2. People will pay for purpose

This post comes out of the UK, highlighting research that shows that people are willing to put their money where their beliefs are. Here's a bit from that post:

‘Overall, there is an increasing awareness of and focus on what a brand stands for – to the point where many people are willing to buy more and pay more for a company they feel makes a positive impact. What brand can afford to ignore that? Working to make a positive impact on society isn’t a ‘nice to have’, it should be part of a brand’s DNA and a pillar of any communications and interactions with consumers. It can make your brand stand apart from the competition.’

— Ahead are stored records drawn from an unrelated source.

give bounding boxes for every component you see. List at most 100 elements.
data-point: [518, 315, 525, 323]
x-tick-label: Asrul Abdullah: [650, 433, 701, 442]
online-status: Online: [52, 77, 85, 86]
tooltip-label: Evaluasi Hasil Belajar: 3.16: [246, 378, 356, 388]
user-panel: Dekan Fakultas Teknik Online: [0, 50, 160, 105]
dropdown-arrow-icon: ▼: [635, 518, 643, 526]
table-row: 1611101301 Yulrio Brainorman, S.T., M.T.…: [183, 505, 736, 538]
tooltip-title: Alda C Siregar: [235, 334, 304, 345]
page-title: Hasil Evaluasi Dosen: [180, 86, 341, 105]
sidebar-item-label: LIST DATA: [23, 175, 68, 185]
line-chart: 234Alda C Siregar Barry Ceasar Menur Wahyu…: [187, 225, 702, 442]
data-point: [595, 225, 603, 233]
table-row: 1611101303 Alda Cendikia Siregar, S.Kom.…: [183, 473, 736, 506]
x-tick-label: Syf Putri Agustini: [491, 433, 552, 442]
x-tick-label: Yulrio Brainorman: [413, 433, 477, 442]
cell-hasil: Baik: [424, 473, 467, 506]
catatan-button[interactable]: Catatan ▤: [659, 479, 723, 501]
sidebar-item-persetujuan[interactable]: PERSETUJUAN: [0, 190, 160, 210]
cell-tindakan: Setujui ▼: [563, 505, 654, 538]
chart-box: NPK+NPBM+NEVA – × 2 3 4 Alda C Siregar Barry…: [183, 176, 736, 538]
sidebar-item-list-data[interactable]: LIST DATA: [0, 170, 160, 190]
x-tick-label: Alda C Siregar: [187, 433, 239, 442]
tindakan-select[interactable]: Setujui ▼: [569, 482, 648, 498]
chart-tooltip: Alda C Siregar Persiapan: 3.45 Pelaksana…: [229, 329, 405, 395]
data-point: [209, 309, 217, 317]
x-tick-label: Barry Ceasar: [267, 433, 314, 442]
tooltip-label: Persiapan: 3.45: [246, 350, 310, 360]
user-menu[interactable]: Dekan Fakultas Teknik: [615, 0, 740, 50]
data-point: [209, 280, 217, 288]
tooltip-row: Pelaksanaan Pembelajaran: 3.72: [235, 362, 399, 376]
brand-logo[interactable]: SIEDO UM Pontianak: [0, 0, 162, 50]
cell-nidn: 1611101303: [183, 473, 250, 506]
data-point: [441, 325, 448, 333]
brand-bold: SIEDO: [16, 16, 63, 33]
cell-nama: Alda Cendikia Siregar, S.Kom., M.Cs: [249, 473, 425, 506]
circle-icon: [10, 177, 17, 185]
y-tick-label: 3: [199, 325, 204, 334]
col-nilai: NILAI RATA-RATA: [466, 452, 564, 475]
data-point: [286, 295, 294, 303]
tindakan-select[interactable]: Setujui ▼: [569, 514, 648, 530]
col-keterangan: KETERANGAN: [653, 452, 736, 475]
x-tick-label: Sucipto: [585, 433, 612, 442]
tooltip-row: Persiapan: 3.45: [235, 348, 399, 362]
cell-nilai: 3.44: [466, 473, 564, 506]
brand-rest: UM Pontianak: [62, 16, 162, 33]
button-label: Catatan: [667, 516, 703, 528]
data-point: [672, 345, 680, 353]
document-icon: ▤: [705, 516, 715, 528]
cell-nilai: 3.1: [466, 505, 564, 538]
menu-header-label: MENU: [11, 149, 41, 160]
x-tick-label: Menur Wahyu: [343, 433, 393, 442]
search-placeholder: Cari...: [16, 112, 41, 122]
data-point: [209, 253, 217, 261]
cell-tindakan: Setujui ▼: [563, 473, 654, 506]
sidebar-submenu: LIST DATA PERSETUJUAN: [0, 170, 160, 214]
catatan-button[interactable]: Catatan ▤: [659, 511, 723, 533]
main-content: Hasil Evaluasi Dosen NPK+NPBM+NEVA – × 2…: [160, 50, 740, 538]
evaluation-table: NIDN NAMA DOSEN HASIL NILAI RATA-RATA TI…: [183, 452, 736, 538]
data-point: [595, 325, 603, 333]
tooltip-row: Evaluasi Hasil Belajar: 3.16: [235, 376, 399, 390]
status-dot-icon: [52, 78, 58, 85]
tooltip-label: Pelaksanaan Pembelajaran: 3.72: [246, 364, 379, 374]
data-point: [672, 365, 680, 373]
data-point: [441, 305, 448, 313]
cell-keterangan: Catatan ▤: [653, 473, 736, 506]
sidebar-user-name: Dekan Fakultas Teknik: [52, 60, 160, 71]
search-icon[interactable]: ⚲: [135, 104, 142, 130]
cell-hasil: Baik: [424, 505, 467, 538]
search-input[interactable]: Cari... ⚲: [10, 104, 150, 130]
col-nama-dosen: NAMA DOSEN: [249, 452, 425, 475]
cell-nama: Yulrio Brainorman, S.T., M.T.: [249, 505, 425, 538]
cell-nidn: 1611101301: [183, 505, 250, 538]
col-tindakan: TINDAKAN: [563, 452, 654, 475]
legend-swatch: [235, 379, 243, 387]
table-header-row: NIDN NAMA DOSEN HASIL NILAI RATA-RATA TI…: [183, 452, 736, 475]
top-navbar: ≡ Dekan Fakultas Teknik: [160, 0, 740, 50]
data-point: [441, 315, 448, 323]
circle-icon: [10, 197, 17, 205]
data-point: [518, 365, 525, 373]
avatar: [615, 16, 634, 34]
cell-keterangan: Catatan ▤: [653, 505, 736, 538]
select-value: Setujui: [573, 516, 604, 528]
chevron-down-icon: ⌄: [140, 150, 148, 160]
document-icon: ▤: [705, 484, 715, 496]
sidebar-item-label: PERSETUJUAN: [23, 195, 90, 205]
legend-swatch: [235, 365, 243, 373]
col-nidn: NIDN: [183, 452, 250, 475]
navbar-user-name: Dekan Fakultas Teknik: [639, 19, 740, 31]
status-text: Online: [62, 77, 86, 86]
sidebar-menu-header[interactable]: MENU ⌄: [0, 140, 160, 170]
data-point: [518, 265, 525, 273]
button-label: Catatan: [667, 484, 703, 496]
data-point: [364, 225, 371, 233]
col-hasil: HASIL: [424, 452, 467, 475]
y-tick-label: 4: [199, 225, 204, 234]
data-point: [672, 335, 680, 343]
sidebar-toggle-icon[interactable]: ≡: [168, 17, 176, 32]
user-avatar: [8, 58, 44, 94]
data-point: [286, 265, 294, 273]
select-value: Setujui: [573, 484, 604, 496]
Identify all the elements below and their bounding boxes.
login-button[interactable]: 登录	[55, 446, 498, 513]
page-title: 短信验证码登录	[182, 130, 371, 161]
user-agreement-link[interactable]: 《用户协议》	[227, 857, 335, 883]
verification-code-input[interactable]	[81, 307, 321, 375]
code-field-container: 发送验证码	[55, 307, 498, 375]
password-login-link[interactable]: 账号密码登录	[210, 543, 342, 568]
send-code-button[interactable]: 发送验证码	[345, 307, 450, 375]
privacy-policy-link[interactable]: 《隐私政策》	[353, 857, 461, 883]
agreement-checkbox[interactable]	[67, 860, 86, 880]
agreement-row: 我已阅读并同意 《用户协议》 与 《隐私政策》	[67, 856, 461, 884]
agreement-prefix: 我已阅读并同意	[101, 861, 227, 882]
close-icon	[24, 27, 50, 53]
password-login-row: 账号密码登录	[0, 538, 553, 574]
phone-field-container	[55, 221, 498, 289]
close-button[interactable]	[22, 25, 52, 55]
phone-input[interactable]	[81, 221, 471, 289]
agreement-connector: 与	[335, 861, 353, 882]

3. Purpose as the driving force

Here is an insightful piece authored on mediapost.com that helps us understand the foundational role of purpose. Here is an excerpt:

Let’s begin at the beginning. An organization’s purpose is its reason for being in business, the calling a company answers from the marketplace and the problems it seeks to address. Defining a succinct purpose creates a sense of coherence for employees and explains what your company stands for beyond making money. Purpose should be the driving force behind key strategic and investment decisions.

4. Purpose is a talent strategy

Purpose can help you recruit and, most critically, retain the best and the brightest. This post gives the low down. Here is a sample:

Brands that prioritise purpose are three times more likely to retain their employees. It’s quite simple – if you have fun and do good things, the money will follow.

5. Purpose scales

Purpose often gets characterized as coming to life as large, sweeping efforts (save the planet!) This post helps us understand that it can be just as powerful in small ways. Check out the insight:

Stephan Loerke, managing director of the WFA, said, "There is consensus that brand purpose is increasingly relevant, but people and marketers don't seem to agree on what it means. Marketers see it as the bigger picture, but people see it as what you do in daily life."

However, marketers are starting to make the transition, shifting away from big-picture concerns like improving the environment and other global issues, and towards efforts that have a more immediate impact on individual's lives. The survey found that programs supporting communities, and ethical business practices, are now seen as the two best ways to support brand purpose by 55% and 47% of respondents respectively.